Nell’antichità, particolarmente solenne era la grande processione alla quale partecipavano tutte le magistrature cittadine e le sedici corporazioni delle arti. Anche oggi continua questa tradizione che vede la presenza di oltre 800 confratelli in processione in rappresentanza delle sette contrade e la partecipazione devota di tutta la cittadinanza.
Gli ortani di oggi hanno conservato la loro devozione al santo patrono Sant’Egidio.
La partecipazione alla festa è molto sentita e si svolge tutti gli anni, dal 31 agosto, vigilia della festa patronale, fino alla seconda domenica del mese di settembre.
Ogni giorno c’è festa in contrada con giochi, teatro, musiche ecc.

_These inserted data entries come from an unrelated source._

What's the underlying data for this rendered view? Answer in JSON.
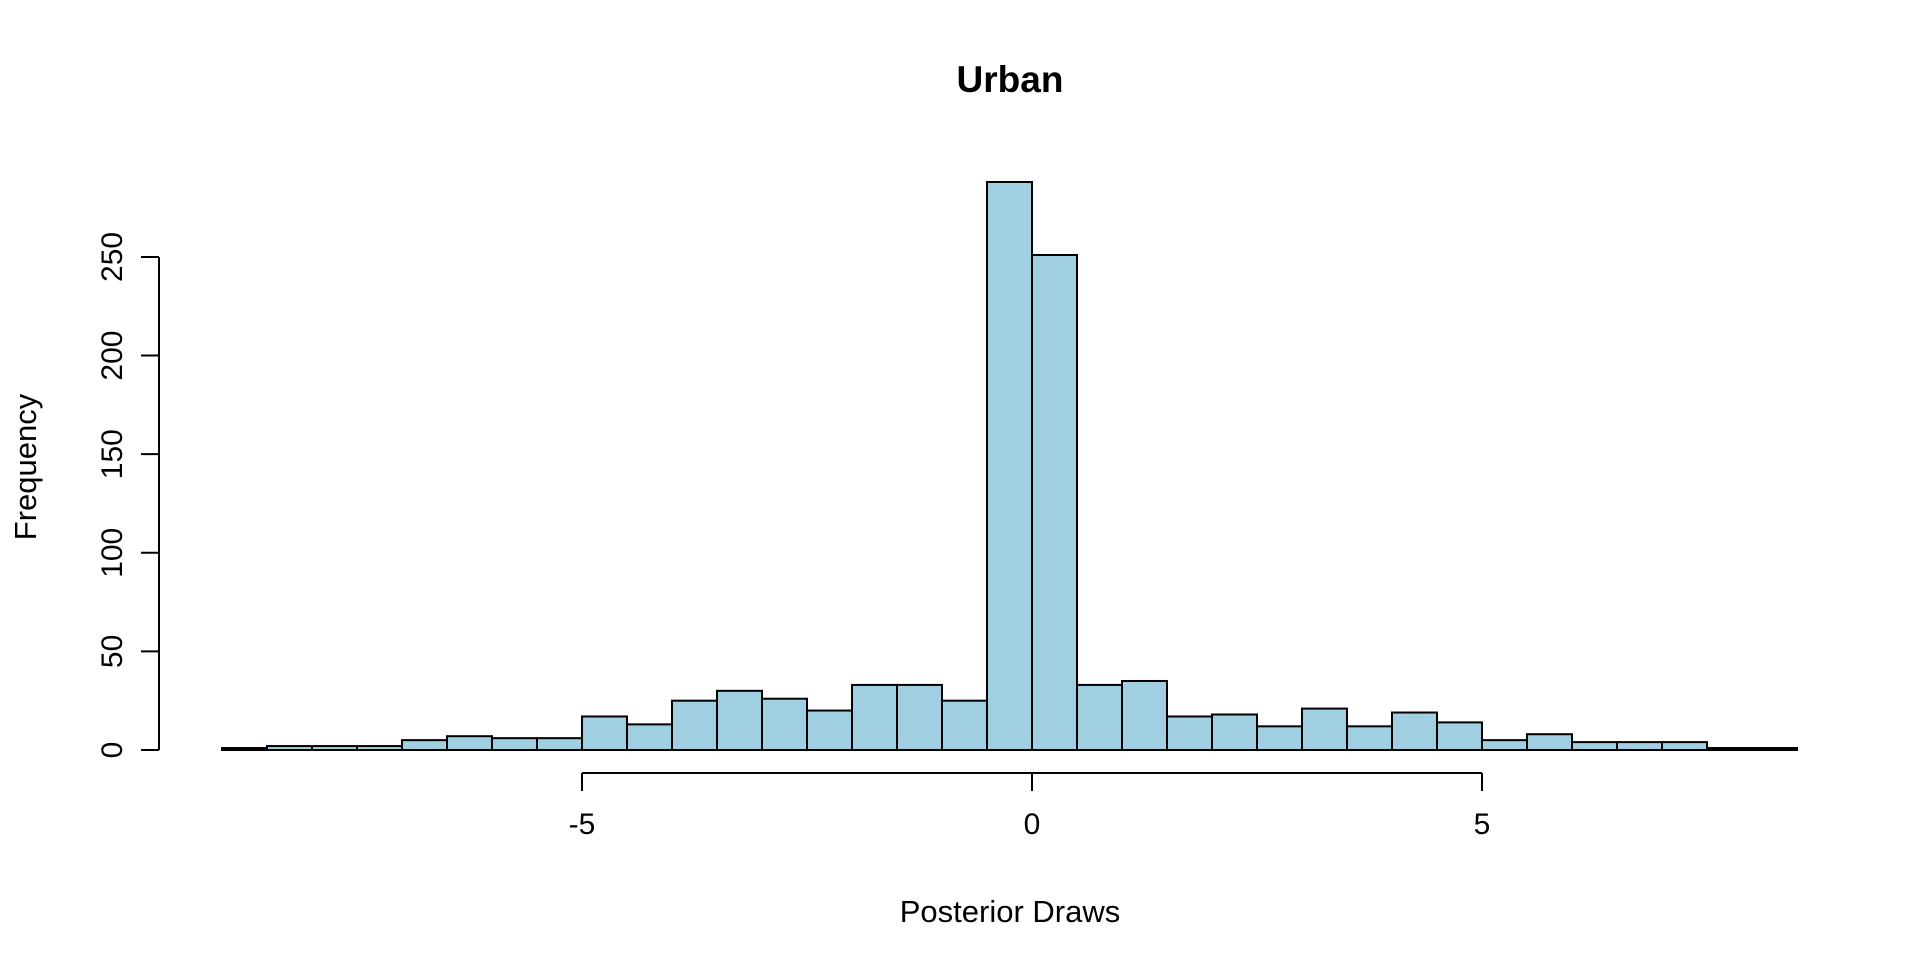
{
  "chart_data": {
    "type": "bar",
    "subtype": "histogram",
    "title": "Urban",
    "xlabel": "Posterior Draws",
    "ylabel": "Frequency",
    "bin_width": 0.5,
    "bins_x0": [
      -9.0,
      -8.5,
      -8.0,
      -7.5,
      -7.0,
      -6.5,
      -6.0,
      -5.5,
      -5.0,
      -4.5,
      -4.0,
      -3.5,
      -3.0,
      -2.5,
      -2.0,
      -1.5,
      -1.0,
      -0.5,
      0.0,
      0.5,
      1.0,
      1.5,
      2.0,
      2.5,
      3.0,
      3.5,
      4.0,
      4.5,
      5.0,
      5.5,
      6.0,
      6.5,
      7.0,
      7.5,
      8.0
    ],
    "values": [
      1,
      2,
      2,
      2,
      5,
      7,
      6,
      6,
      17,
      13,
      25,
      30,
      26,
      20,
      33,
      33,
      25,
      288,
      251,
      33,
      35,
      17,
      18,
      12,
      21,
      12,
      19,
      14,
      5,
      8,
      4,
      4,
      4,
      1,
      1
    ],
    "xlim": [
      -9.0,
      8.5
    ],
    "ylim": [
      0,
      288
    ],
    "x_ticks": [
      -5,
      0,
      5
    ],
    "x_tick_labels": [
      "-5",
      "0",
      "5"
    ],
    "y_ticks": [
      0,
      50,
      100,
      150,
      200,
      250
    ],
    "y_tick_labels": [
      "0",
      "50",
      "100",
      "150",
      "200",
      "250"
    ],
    "bar_color": "#a0cfe1",
    "edge_color": "#000000"
  }
}
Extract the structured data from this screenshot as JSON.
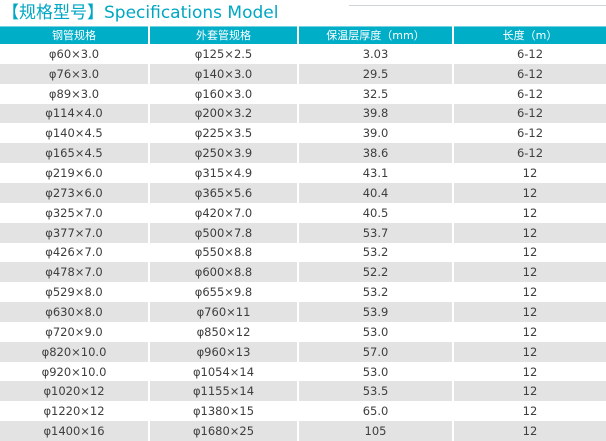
{
  "page": {
    "title": "【规格型号】Specifications Model"
  },
  "colors": {
    "accent": "#00a7c3",
    "header_bg": "#00aec8",
    "stripe": "#e3e3e3",
    "text": "#3e3e3e"
  },
  "table": {
    "headers": [
      "钢管规格",
      "外套管规格",
      "保温层厚度（mm）",
      "长度（m）"
    ],
    "rows": [
      [
        "φ60×3.0",
        "φ125×2.5",
        "3.03",
        "6-12"
      ],
      [
        "φ76×3.0",
        "φ140×3.0",
        "29.5",
        "6-12"
      ],
      [
        "φ89×3.0",
        "φ160×3.0",
        "32.5",
        "6-12"
      ],
      [
        "φ114×4.0",
        "φ200×3.2",
        "39.8",
        "6-12"
      ],
      [
        "φ140×4.5",
        "φ225×3.5",
        "39.0",
        "6-12"
      ],
      [
        "φ165×4.5",
        "φ250×3.9",
        "38.6",
        "6-12"
      ],
      [
        "φ219×6.0",
        "φ315×4.9",
        "43.1",
        "12"
      ],
      [
        "φ273×6.0",
        "φ365×5.6",
        "40.4",
        "12"
      ],
      [
        "φ325×7.0",
        "φ420×7.0",
        "40.5",
        "12"
      ],
      [
        "φ377×7.0",
        "φ500×7.8",
        "53.7",
        "12"
      ],
      [
        "φ426×7.0",
        "φ550×8.8",
        "53.2",
        "12"
      ],
      [
        "φ478×7.0",
        "φ600×8.8",
        "52.2",
        "12"
      ],
      [
        "φ529×8.0",
        "φ655×9.8",
        "53.2",
        "12"
      ],
      [
        "φ630×8.0",
        "φ760×11",
        "53.9",
        "12"
      ],
      [
        "φ720×9.0",
        "φ850×12",
        "53.0",
        "12"
      ],
      [
        "φ820×10.0",
        "φ960×13",
        "57.0",
        "12"
      ],
      [
        "φ920×10.0",
        "φ1054×14",
        "53.0",
        "12"
      ],
      [
        "φ1020×12",
        "φ1155×14",
        "53.5",
        "12"
      ],
      [
        "φ1220×12",
        "φ1380×15",
        "65.0",
        "12"
      ],
      [
        "φ1400×16",
        "φ1680×25",
        "105",
        "12"
      ]
    ]
  }
}
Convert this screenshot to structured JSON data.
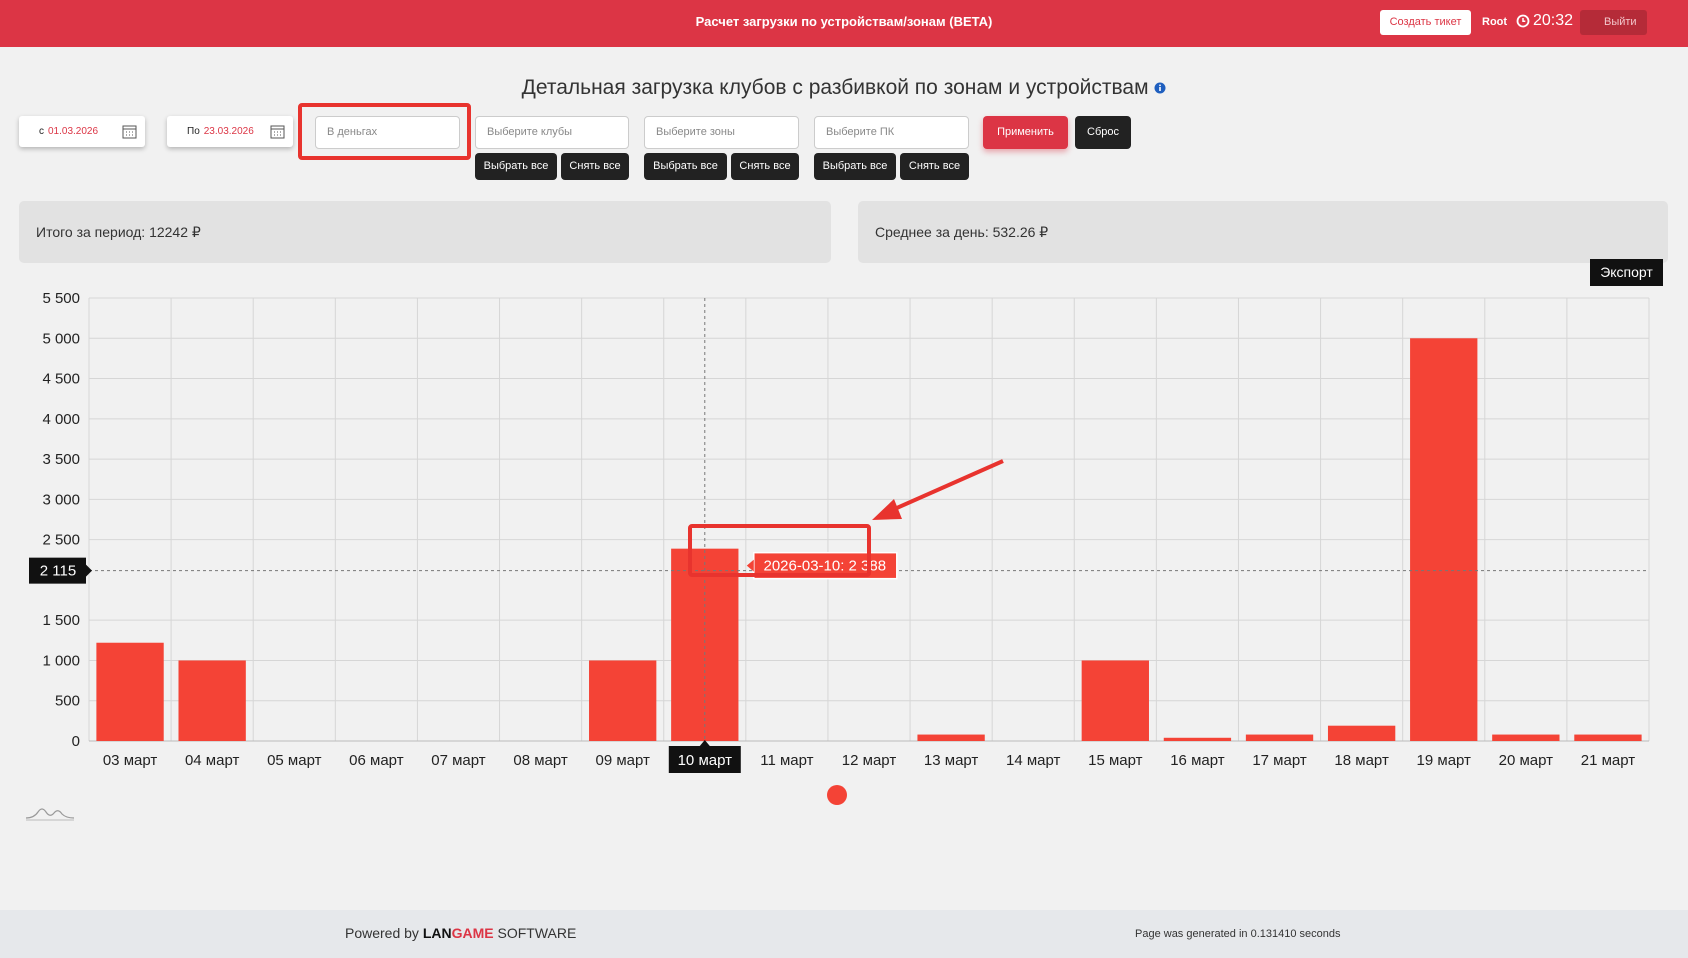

L’ottavo giorno è dedicato al palio degli arcieri che si contendono, per la propria contrada nella piazza centrale, l’anello d’argento di 10 cm al quale tirano con archi di legno di tipo medievale.
Uomini e donne delle contrade vi vanno ad assistere in abiti trecenteschi, formando un corteo che attraversa le vie della città. Rappresentanze più ridotte partecipano la sera del 31 agosto alla benedizione dei gonfaloni in cattedrale e nella prima domenica di settembre al corteo di notte, giuramento del podestà.
Orte si trasforma così in un luogo suggestivo e coinvolgente in cui anche il turista non resta semplice spettatore ma diviene protagonista della festa.